Aliás, sempre que houver dúvida em um exame demissional quanto à aptidão ou inaptidão de qualquer trabalhador, recomendamos aos Médicos do Trabalho / "Médicos Examinadores" que avaliem a mesma situação como se fosse um exame admissional. Normalmente a análise fica mais simplificada (e justa) dessa forma.

Por que de tanta polêmica no caso da gestante? Vejamos o que diz o Ato das Disposições Constitucionais Transitórias, art. 10, inciso II, item b: 

“Fica vedada a dispensa arbitrária ou sem justa causa: da empregada gestante, desde a confirmação da gravidez até cinco meses após o parto.”

É incontestável o direito da estabilidade provisória à uma empregada gestante, nos termos constitucionais expostos. No entanto, essa é uma questão administrativa, que se resolve entre essa trabalhadora e a empresa. A função do Médico do Trabalho/”Médico Examinador”, no exame demissional, é qualificá-la, no mínimo, como “apta” ou “inapta” para a função específica que ela exerceu, nos termos do item 7.4.1 da NR-7. Tudo que extrapolar essa análise é uma questão a ser resolvida pelos outros atores envolvidos, e não pelo médico da empresa.

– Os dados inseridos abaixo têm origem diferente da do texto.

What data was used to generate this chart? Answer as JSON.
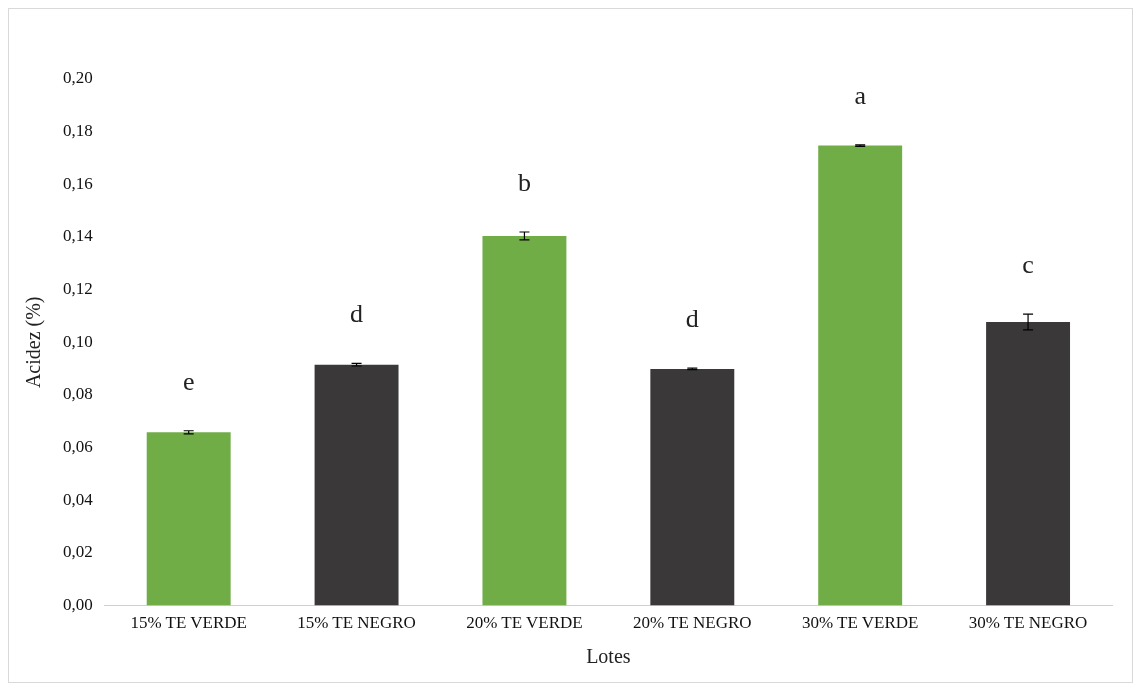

Obviamente que numa situação de exame demissional de uma trabalhadora gestante, para evitar transtornos futuros, convém que o Médico do Trabalho/”Médico Examinador” comunique à empresa sobre a gestação dessa empregada (após expresso consentimento da trabalhadora – o que, nesse caso, normalmente não é de difícil obtenção), e sobre a possibilidade de ter que reintegrá-la posteriormente, uma vez que isso é um direito consagrado dessa empregada gestante.  O mesmo raciocínio teve o Tribunal Superior do Trabalho (TST) em repetidos julgados:

EMENTA: “RECURSO DE REVISTA. EMPREGADA GESTANTE. GARANTIA AO EMPREGO. 1. Na dicção do c. TST, prescindível a ciência prévia da empresa sobre o estado gravídico da empregada, para a aquisição do direito à garantia tratada no art. 10, inciso II, alínea b, do ADCT (OJSBDI 1 nº 88). 2. Recurso de revista conhecido e provido.” (RR- 464450-95.1998.5.02.5555)

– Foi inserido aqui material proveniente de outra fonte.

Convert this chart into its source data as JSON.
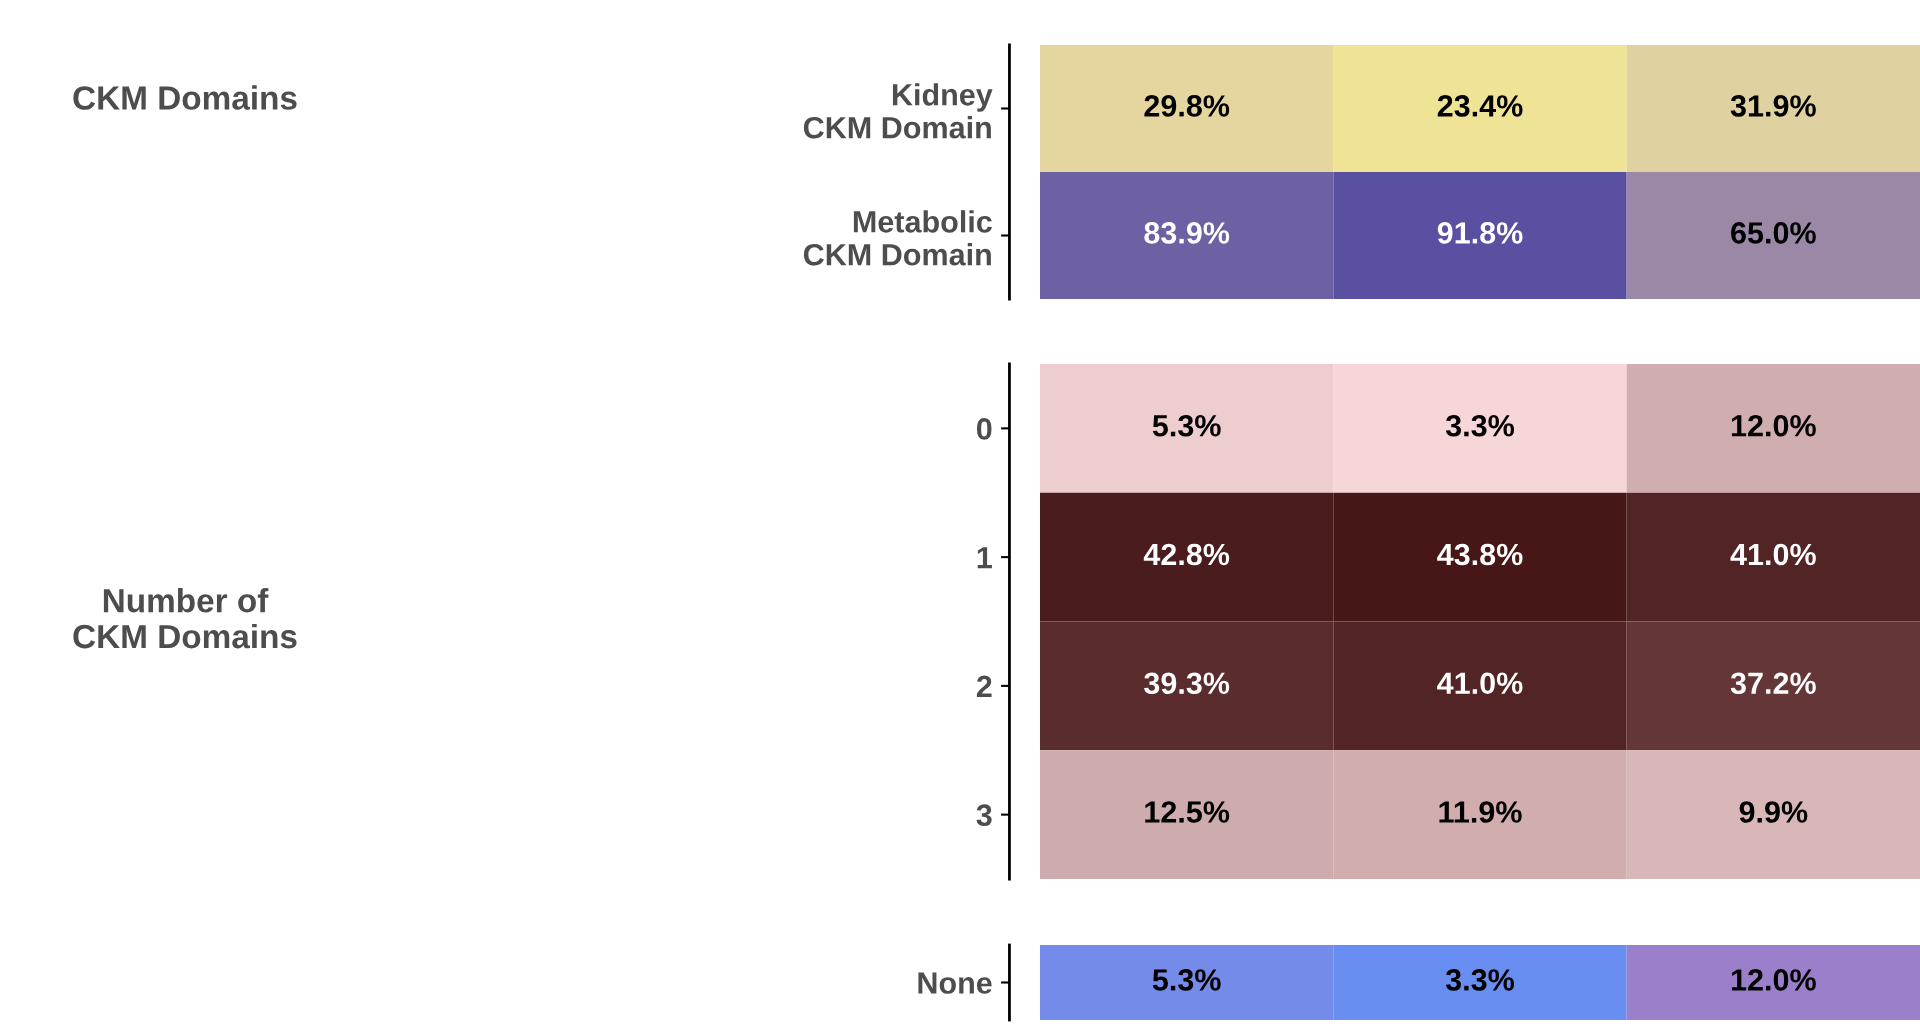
{
  "chart_data": [
    {
      "type": "heatmap",
      "ylabel": "CKM Domains",
      "categories": [
        null,
        null,
        null
      ],
      "y_categories": [
        "Kidney\nCKM Domain",
        "Metabolic\nCKM Domain"
      ],
      "tick_labels": "y",
      "cells": [
        [
          29.8,
          23.4,
          31.9
        ],
        [
          83.9,
          91.8,
          65.0
        ]
      ],
      "cell_labels": [
        [
          "29.8%",
          "23.4%",
          "31.9%"
        ],
        [
          "83.9%",
          "91.8%",
          "65.0%"
        ]
      ],
      "colors": [
        [
          "#efe396",
          "#e0d2a0"
        ],
        [
          "#9a88a6",
          "#5a50a2"
        ]
      ]
    },
    {
      "type": "heatmap",
      "ylabel": "Number of\nCKM Domains",
      "categories": [
        null,
        null,
        null
      ],
      "y_categories": [
        "0",
        "1",
        "2",
        "3"
      ],
      "tick_labels": "y",
      "cells": [
        [
          5.3,
          3.3,
          12.0
        ],
        [
          42.8,
          43.8,
          41.0
        ],
        [
          39.3,
          41.0,
          37.2
        ],
        [
          12.5,
          11.9,
          9.9
        ]
      ],
      "cell_labels": [
        [
          "5.3%",
          "3.3%",
          "12.0%"
        ],
        [
          "42.8%",
          "43.8%",
          "41.0%"
        ],
        [
          "39.3%",
          "41.0%",
          "37.2%"
        ],
        [
          "12.5%",
          "11.9%",
          "9.9%"
        ]
      ],
      "colors": [
        [
          "#f6d6d7",
          "#471718"
        ]
      ]
    },
    {
      "type": "heatmap",
      "categories": [
        null,
        null,
        null
      ],
      "y_categories": [
        "None"
      ],
      "tick_labels": "y",
      "cells": [
        [
          5.3,
          3.3,
          12.0
        ]
      ],
      "cell_labels": [
        [
          "5.3%",
          "3.3%",
          "12.0%"
        ]
      ],
      "colors": [
        [
          "#688ef2",
          "#9b7fcb"
        ]
      ]
    }
  ]
}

EMENTA: “RECURSO ORDINÁRIO. AÇÃO RESCISÓRIA. VIOLAÇÃO DO ART. 10, II, "B", DO ADCT / CF / 88. ESTABILIDADE PROVISÓRIA. GESTANTE. DESCONHECIMENTO DA GRAVIDEZ PELO EMPREGADOR. O artigo 10, inciso II, do ADCT não impôs qualquer condição à proteção da empregada gestante. Assim, o desconhecimento da gravidez, pelo empregador, no momento da despedida imotivada não constitui obstáculo para o reconhecimento da estabilidade constitucional. Dessa forma, viola o texto constitucional a decisão que não reconhece a estabilidade da empregada gestante em virtude do desconhecimento da gravidez pelo empregador no ato da sua demissão.” (ROAR 400356/1997)

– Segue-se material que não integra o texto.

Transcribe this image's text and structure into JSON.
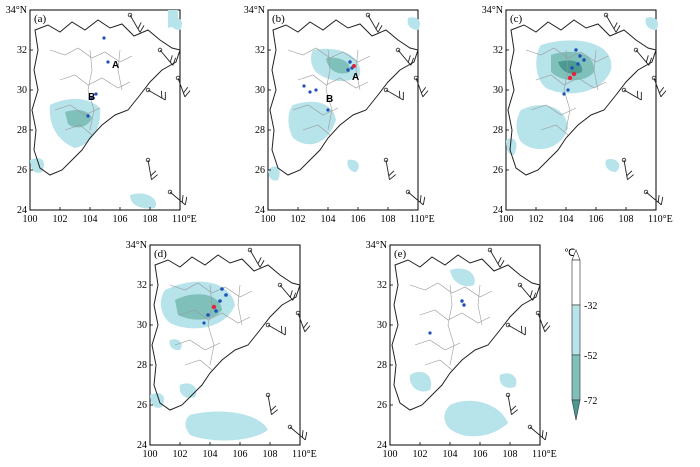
{
  "panels": [
    {
      "id": "a",
      "label": "(a)",
      "markers": [
        {
          "text": "A"
        },
        {
          "text": "B"
        }
      ]
    },
    {
      "id": "b",
      "label": "(b)",
      "markers": [
        {
          "text": "A"
        },
        {
          "text": "B"
        }
      ]
    },
    {
      "id": "c",
      "label": "(c)",
      "markers": []
    },
    {
      "id": "d",
      "label": "(d)",
      "markers": []
    },
    {
      "id": "e",
      "label": "(e)",
      "markers": []
    }
  ],
  "axes": {
    "x_ticks": [
      "100",
      "102",
      "104",
      "106",
      "108",
      "110°E"
    ],
    "y_ticks": [
      "24",
      "26",
      "28",
      "30",
      "32",
      "34°N"
    ],
    "x_range": [
      100,
      110
    ],
    "y_range": [
      24,
      34
    ]
  },
  "colorbar": {
    "unit": "℃",
    "levels": [
      "-32",
      "-52",
      "-72"
    ],
    "colors": [
      "#ffffff",
      "#b7e3ea",
      "#7fc0bb",
      "#4a9a92"
    ]
  },
  "colors": {
    "cloud_light": "#b7e3ea",
    "cloud_mid": "#7fc0bb",
    "cloud_dark": "#4a9a92",
    "lightning_neg": "#1f4fb8",
    "lightning_pos": "#e0263b",
    "border": "#222222",
    "county": "#999999"
  }
}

Ainda em tempo, pelo Ato das Disposições Constitucionais Transitórias, art. 10, inciso II, item b, cabe-nos ressaltar que só faz jus a estabilidade provisória, a empregada gestante dispensada arbitrariamente, ou seja, sem justa causa.

Que Deus nos abençoe.

Um forte abraço a todos.

Marcos Henrique Mendanha
Twitter: @marcoshmendanha

Um comentário:

  1. Mais uma vez gostaria de parabenlizar o colega Marcos Medanha pela brilhante dissertação. Principalmente na parte em que tenta separar as obrigações legais administrativas dos pareceres médicos. Da mesma forma cabe o entendimento sobre a demissão por justa causa de pessoas em situação de fragilidade social e dificuldade de reinserção no mercado de trabalho como idosos, sequelados e portadores de necessidades especiais. Infelizmente o que muitos médicos do trabalho optam é encaminhar tais casos para a previdencia social que arca com o ônus da política de descarte de algumas empresas.